We can use the likelihood ratio statistic with degrees of freedom equal to the
number of logsum parameters (the number of restrictions between the NL and the
MNL) to test this hypothesis.  We reject the null hypothesis that the MNL model
is the correct model if the calculated value is greater than the test or
critical value for the distribution as:

\begin{equation}
\displaystyle -2 \times [l^{MNL} - l^{NL}]\ge \chi^{2}_{n}
(\#eq:log-likelihoodtestMNLmodel)
\end{equation}

where $n$ is the number of restrictions (nests) between the MNL and NL models.
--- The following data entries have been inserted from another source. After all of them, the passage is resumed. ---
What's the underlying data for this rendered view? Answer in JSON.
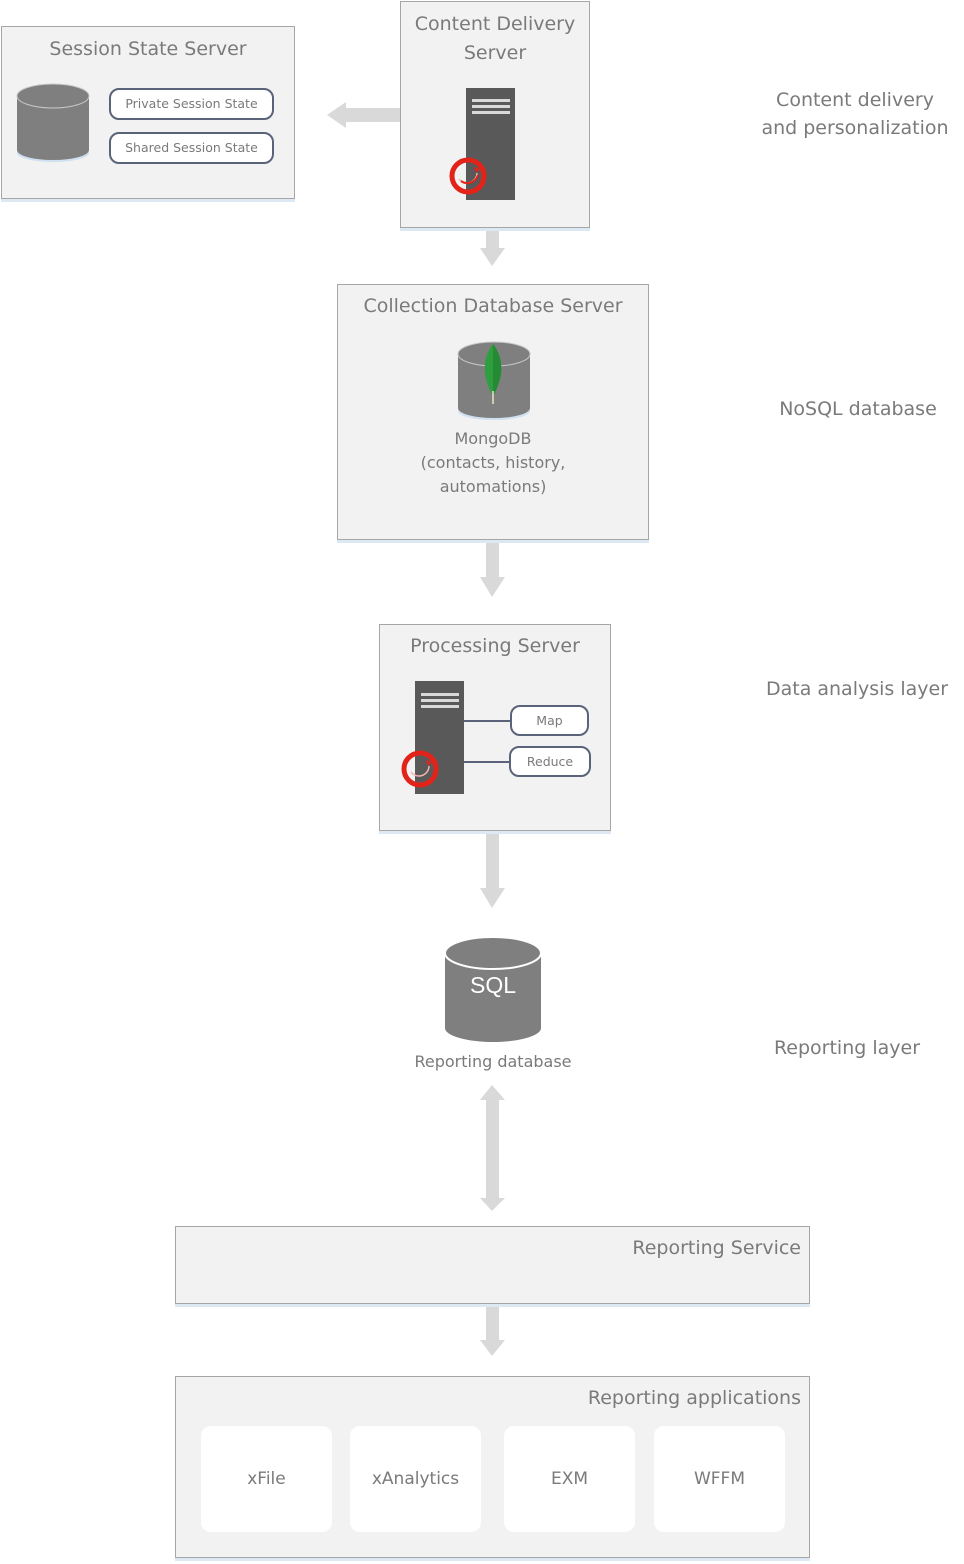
{
  "diagram": {
    "session_state_server": {
      "title": "Session State Server",
      "icon": "database-icon",
      "items": [
        "Private Session State",
        "Shared Session State"
      ]
    },
    "content_delivery_server": {
      "title_line1": "Content Delivery",
      "title_line2": "Server",
      "icon": "server-sitecore-icon"
    },
    "collection_database_server": {
      "title": "Collection Database Server",
      "icon": "mongodb-database-icon",
      "caption_line1": "MongoDB",
      "caption_line2": "(contacts, history,",
      "caption_line3": "automations)"
    },
    "processing_server": {
      "title": "Processing Server",
      "icon": "server-sitecore-icon",
      "items": [
        "Map",
        "Reduce"
      ]
    },
    "reporting_database": {
      "icon_label": "SQL",
      "caption": "Reporting database"
    },
    "reporting_service": {
      "title": "Reporting Service"
    },
    "reporting_applications": {
      "title": "Reporting applications",
      "apps": [
        "xFile",
        "xAnalytics",
        "EXM",
        "WFFM"
      ]
    },
    "layers": {
      "content_delivery_line1": "Content delivery",
      "content_delivery_line2": "and personalization",
      "nosql": "NoSQL database",
      "data_analysis": "Data analysis layer",
      "reporting": "Reporting layer"
    },
    "colors": {
      "box_fill": "#f2f2f2",
      "arrow": "#d9d9d9",
      "server": "#595959",
      "database": "#7f7f7f",
      "sitecore_red": "#e2231a",
      "mongodb_green": "#2e9e3e",
      "pill_border": "#5a6379"
    }
  }
}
In the case of a simple NL model with a single nest, we can use the t-statistic
to test the hypothesis that the logsum parameter is equal to one.  Even in a
more complex NL model, we can test each logsum term to determine if a portion of
the nesting structure can be eliminated.  For each case in which the hypothesis
that the logsum parameter is equal to one is not rejected, the corresponding
branch of the tree can be eliminated and the alternatives can go directly to the
next level.  The t-statistics must be evaluated for the appropriate null
hypothesis.  For nests directly under the root of the tree, the null hypothesis
is $H_0: \mu_k = 1$ ; for other nests, the null hypothesis is that the parameter
for that nest is equal to the parameter for the next higher nest in the tree.
That is, for a top level nest,

\begin{equation}
\displaystyle t-statistic = \frac{\hat\theta - 1}{S_{k}}
(\#eq:toplevelnest)
\end{equation}

where $\hat\theta$ is the estimate of the logsum parameter for nest {k},
1 is the hypothesized value against which the logsum parameter is being tested;
and $S_{k}$ is the standard error of the parameter estimate.

For other nests, 

\begin{equation}
\displaystyle t-statistic = \frac{\hat\theta_{k \subset j} - \hat\theta_{j}}{\sqrt {S^{2}_{k\subset j} + S^{2}_{j}-2S_{k\subset j,j}}}
(\#eq:toplevelnest)
\end{equation}

where $\hat\theta_{k\subset j}$ is the estimate of the logsum parameter for nest
$k$ that is included under nest $j$, $\hat\theta_{j}$ is the estimate of
the logsum parameter for nest $j$, $S^{2}_{k\subset j}$ is the error variance
of the logsum parameter for nest $k$ that is included under nest $j$, $S^{2}_{j}$
is the error variance of the logsum parameter for nest $j$, and $S_{k\subset j,j}$
is the error covariance of the two logsum parameters.

It is important to note that these are not necessarily the test values that will
be reported by all computer programs, many of which apply the test for the null
hypothesis that the logsum is equal to zero or one only.  If the test against
zero is reported , the user must obtain or calculate the standard errors of
estimate for the relevant parameters and calculate the t-statistic(s) as defined
above.

The likelihood ratio test can also be used to test the significance of more complex nested models or between models with different nesting structures as long as the nesting structure of one model can be obtained as a restriction of the other.  To choose between two nested logit models where neither model is a restricted version of the other, we use the non-nested hypothesis test discussed in [CHAPTER 5](#chapter5) [section 5.7.3.2](#section5-7-3-2).